Когда ушел Выволочнов, Николаем Николаевичем овладело страшное раздражение. Он был зол на себя за то, что выболтал чурбану Выволочнову часть своих заветных мыслей, не произведя на него ни малейшего впечатления. Как это иногда бывает, досада Николая Николаевича вдруг изменила направление. Он совершенно забыл о Выволочнове, словно его никогда не бывало.
Ему припомнился другой случай. Он не вел дневников, но раз или два в году записывал в толстую общую тетрадь наиболее поразившие его мысли. Он вынул тетрадь и стал набрасывать крупным разборчивым почерком. Вот что он записал.
«Весь день вне себя из-за этой дуры Шлезингер. Приходит утром, засиживается до обеда и битых два часа томит чтением этой галиматьи. Стихотворный текст символиста А. для космогонической симфонии композитора Б. с духами планет, голосами четырех стихий и прочая и прочая. Я терпел, терпел и не выдержал, взмолился, что, мол, не могу, увольте.
Я вдруг все понял. Я понял, отчего это всегда так убийственно нестерпимо и фальшиво даже в Фаусте. Это деланный, ложный интерес. Таких запросов нет у современного человека.
Когда его одолевают загадки вселенной, он углубляется в физику, а не в гекзаметры Гезиода.
Но дело не только в устарелости этих форм, в их анахронизме. Дело не в том, что эти духи огня и воды вновь неярко запутывают то, что ярко распутано наукою. Дело в том, что этот жанр противоречит всему духу нынешнего искусства, его существу, его побудительным мотивам.

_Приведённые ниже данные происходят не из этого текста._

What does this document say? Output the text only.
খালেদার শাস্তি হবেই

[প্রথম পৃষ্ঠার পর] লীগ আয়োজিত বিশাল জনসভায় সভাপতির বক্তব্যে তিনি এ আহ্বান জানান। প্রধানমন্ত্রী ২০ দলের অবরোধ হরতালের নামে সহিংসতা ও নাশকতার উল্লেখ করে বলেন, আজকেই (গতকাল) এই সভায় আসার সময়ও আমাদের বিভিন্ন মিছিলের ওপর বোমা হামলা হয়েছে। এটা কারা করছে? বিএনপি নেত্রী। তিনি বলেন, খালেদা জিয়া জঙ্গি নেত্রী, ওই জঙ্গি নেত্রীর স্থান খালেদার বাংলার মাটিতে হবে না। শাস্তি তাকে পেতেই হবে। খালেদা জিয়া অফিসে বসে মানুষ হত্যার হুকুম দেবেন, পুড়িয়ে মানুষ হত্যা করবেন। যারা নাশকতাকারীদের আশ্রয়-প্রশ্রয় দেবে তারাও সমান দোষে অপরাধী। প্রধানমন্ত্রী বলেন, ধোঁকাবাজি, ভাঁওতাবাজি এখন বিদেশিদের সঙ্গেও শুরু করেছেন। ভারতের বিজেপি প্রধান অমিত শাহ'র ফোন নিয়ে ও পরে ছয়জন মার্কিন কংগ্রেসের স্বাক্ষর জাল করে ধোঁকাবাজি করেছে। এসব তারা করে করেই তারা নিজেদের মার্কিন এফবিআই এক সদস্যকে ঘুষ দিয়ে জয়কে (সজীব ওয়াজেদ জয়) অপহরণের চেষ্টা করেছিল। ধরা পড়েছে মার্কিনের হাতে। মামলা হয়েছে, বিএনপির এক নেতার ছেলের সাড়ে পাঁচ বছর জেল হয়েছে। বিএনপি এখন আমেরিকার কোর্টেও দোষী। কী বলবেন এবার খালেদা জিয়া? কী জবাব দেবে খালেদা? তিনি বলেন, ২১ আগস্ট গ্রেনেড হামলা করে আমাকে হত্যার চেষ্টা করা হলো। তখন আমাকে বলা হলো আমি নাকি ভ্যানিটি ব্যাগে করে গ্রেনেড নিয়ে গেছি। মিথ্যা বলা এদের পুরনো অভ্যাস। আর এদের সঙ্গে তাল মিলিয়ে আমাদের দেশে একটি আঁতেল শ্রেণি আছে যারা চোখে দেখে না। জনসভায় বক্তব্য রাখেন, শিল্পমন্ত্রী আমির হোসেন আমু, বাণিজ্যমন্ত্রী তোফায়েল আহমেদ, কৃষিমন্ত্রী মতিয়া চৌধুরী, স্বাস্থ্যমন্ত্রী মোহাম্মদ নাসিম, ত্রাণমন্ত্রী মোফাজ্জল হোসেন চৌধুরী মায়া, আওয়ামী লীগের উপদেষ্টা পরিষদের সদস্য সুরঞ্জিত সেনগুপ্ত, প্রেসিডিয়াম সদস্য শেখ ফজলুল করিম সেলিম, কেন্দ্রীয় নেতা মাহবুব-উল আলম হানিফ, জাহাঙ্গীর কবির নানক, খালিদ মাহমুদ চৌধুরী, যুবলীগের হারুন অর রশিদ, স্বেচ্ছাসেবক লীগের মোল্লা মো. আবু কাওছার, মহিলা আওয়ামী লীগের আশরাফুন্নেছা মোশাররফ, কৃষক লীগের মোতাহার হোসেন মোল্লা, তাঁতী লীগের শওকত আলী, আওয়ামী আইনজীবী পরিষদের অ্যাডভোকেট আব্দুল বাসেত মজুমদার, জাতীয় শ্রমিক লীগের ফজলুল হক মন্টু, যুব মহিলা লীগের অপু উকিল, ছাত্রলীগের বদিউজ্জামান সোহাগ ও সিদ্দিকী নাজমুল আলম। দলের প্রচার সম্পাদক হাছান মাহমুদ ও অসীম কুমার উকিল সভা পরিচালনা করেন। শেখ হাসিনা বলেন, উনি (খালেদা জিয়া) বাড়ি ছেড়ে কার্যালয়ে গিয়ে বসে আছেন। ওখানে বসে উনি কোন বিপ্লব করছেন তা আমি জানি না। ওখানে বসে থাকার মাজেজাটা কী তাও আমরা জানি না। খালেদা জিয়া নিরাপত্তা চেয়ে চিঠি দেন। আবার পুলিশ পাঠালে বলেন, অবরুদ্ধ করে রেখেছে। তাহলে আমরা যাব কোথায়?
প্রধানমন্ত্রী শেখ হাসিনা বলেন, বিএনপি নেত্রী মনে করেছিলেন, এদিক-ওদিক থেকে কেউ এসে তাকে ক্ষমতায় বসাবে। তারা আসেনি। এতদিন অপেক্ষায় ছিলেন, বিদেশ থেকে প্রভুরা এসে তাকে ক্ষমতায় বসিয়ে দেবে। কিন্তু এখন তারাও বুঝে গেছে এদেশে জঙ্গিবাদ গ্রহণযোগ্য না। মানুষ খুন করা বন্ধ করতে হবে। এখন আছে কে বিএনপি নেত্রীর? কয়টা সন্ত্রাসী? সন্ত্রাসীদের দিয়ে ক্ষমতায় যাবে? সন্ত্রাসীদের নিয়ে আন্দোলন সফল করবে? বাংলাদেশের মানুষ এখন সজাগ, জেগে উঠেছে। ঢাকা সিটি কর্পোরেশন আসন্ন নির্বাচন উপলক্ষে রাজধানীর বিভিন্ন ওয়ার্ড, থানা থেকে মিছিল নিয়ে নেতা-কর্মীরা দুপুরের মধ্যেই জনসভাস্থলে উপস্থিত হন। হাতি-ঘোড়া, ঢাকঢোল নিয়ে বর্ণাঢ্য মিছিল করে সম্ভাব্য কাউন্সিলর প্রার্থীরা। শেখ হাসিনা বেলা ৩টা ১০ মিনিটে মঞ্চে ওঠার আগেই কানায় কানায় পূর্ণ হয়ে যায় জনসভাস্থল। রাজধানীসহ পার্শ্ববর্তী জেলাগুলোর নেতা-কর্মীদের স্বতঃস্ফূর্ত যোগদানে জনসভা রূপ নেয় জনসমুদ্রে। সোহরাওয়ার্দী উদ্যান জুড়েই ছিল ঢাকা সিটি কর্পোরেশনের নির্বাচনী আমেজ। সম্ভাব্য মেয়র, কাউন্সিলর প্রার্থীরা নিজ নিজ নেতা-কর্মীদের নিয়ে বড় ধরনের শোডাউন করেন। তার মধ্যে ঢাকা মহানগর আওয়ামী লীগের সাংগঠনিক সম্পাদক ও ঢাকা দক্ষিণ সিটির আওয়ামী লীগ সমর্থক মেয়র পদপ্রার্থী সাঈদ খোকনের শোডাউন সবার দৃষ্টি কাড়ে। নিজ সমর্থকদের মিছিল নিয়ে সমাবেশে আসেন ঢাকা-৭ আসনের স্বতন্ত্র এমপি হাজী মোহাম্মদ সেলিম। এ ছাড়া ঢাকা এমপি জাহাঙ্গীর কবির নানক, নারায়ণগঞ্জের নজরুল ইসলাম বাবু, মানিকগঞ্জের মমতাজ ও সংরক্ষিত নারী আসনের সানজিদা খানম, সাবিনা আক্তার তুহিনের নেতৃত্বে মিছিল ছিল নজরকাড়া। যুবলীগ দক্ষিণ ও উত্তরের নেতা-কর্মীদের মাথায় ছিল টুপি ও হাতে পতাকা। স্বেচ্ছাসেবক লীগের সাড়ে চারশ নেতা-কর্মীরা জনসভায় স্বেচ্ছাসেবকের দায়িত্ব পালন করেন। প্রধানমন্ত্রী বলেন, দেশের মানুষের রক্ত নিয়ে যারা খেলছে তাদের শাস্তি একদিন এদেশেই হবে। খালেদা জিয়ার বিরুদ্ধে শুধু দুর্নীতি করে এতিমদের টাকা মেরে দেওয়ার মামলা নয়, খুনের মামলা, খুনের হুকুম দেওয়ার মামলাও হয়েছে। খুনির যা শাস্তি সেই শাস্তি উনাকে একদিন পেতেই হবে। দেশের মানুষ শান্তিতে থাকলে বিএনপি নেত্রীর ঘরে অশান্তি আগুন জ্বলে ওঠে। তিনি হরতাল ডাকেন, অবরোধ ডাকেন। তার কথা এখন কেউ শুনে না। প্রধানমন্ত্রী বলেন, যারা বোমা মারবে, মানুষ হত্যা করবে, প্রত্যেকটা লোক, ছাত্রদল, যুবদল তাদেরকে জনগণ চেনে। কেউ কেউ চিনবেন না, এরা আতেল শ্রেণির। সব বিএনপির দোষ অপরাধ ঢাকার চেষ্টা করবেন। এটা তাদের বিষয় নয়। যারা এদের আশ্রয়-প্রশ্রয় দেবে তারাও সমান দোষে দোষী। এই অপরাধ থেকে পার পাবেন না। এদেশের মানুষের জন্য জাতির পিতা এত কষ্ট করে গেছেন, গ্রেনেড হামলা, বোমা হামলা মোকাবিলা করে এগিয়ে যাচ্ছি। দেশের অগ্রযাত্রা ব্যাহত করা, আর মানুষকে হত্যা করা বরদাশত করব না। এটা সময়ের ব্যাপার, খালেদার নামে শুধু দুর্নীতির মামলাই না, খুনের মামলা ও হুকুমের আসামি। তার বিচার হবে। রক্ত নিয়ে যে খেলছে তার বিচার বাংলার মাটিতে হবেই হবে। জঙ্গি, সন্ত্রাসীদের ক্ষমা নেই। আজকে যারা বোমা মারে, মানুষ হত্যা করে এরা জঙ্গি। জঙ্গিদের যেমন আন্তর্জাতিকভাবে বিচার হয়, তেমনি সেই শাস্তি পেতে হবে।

Эти космогонии были естественны на старой земле, заселенной человеком так редко, что он не заслонял еще природы. По ней еще бродили мамонты и свежи были воспоминания о динозаврах и драконах. Природа так явно бросалась в глаза человеку и так хищно и ощутительно — ему в загривок, что, может быть, в самом деле все было еще полно богов. Это самые первые страницы летописи человечества, они только еще начинались.
Этот древний мир кончился в Риме от перенаселения.

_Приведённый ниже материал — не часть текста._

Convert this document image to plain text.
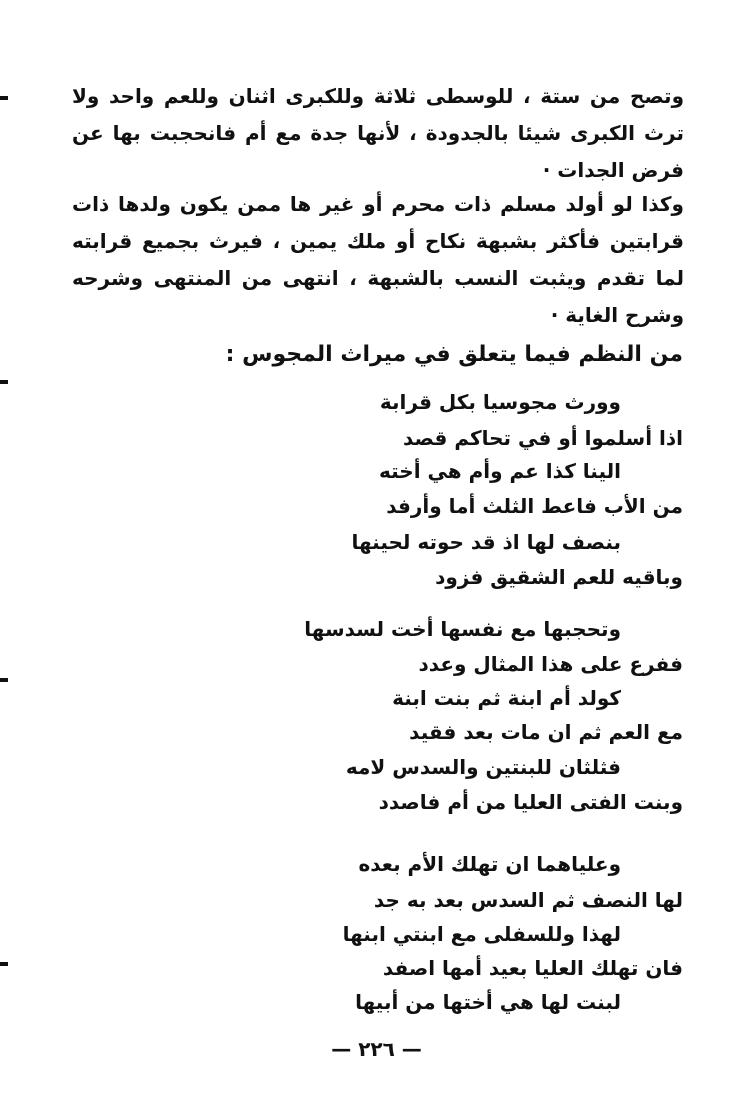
وتصح من ستة ، للوسطى ثلاثة وللكبرى اثنان وللعم واحد ولا ترث الكبرى شيئا بالجدودة ، لأنها جدة مع أم فانحجبت بها عن فرض الجدات ·
وكذا لو أولد مسلم ذات محرم أو غير ها ممن يكون ولدها ذات قرابتين فأكثر بشبهة نكاح أو ملك يمين ، فيرث بجميع قرابته لما تقدم ويثبت النسب بالشبهة ، انتهى من المنتهى وشرحه وشرح الغاية ·
من النظم فيما يتعلق في ميراث المجوس :
وورث مجوسيا بكل قرابة
اذا أسلموا أو في تحاكم قصد
الينا كذا عم وأم هي أخته
من الأب فاعط الثلث أما وأرفد
بنصف لها اذ قد حوته لحينها
وباقيه للعم الشقيق فزود
وتحجبها مع نفسها أخت لسدسها
ففرع على هذا المثال وعدد
كولد أم ابنة ثم بنت ابنة
مع العم ثم ان مات بعد فقيد
فثلثان للبنتين والسدس لامه
وبنت الفتى العليا من أم فاصدد
وعلياهما ان تهلك الأم بعده
لها النصف ثم السدس بعد به جد
لهذا وللسفلى مع ابنتي ابنها
فان تهلك العليا بعيد أمها اصفد
لبنت لها هي أختها من أبيها
— ٢٢٦ —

Рим был толкучкою заимствованных богов и завоеванных народов, давкою в два яруса, на земле и на небе, свинством, захлестнувшимся вокруг себя тройным узлом, как заворот кишок.
Даки, герулы, скифы, сарматы, гиперборейцы, тяжелые колеса без спиц, заплывшие от жира глаза, скотоложество, двойные подбородки, кормление рыбы мясом образованных рабов, неграмотные императоры. Людей на свете было больше, чем когда-либо впоследствии, и они были сдавлены в проходах Колизея и страдали.
И вот в завал этой мраморной и золотой безвкусицы пришел этот легкий и одетый в сияние, подчеркнуто человеческий, намеренно провинциальный, галилейский, и с этой минуты народы и боги прекратились и начался человек, человек-плотник, человек-пахарь, человек-пастух в стаде овец на заходе солнца, человек, ни капельки не звучащий гордо, человек, благодарно разнесенный по всем колыбельным песням матерей и по всем картинным галереям мира».
11
Петровские линии производили впечатление петербургского уголка в Москве. Соответствие зданий по обеим сторонам проезда, лепные парадные в хорошем вкусе, книжная лавка, читальня, картографическое заведение, очень приличный табачный магазин, очень приличный ресторан, перед рестораном — газовые фонари в круглых матовых колпаках на массивных кронштейнах.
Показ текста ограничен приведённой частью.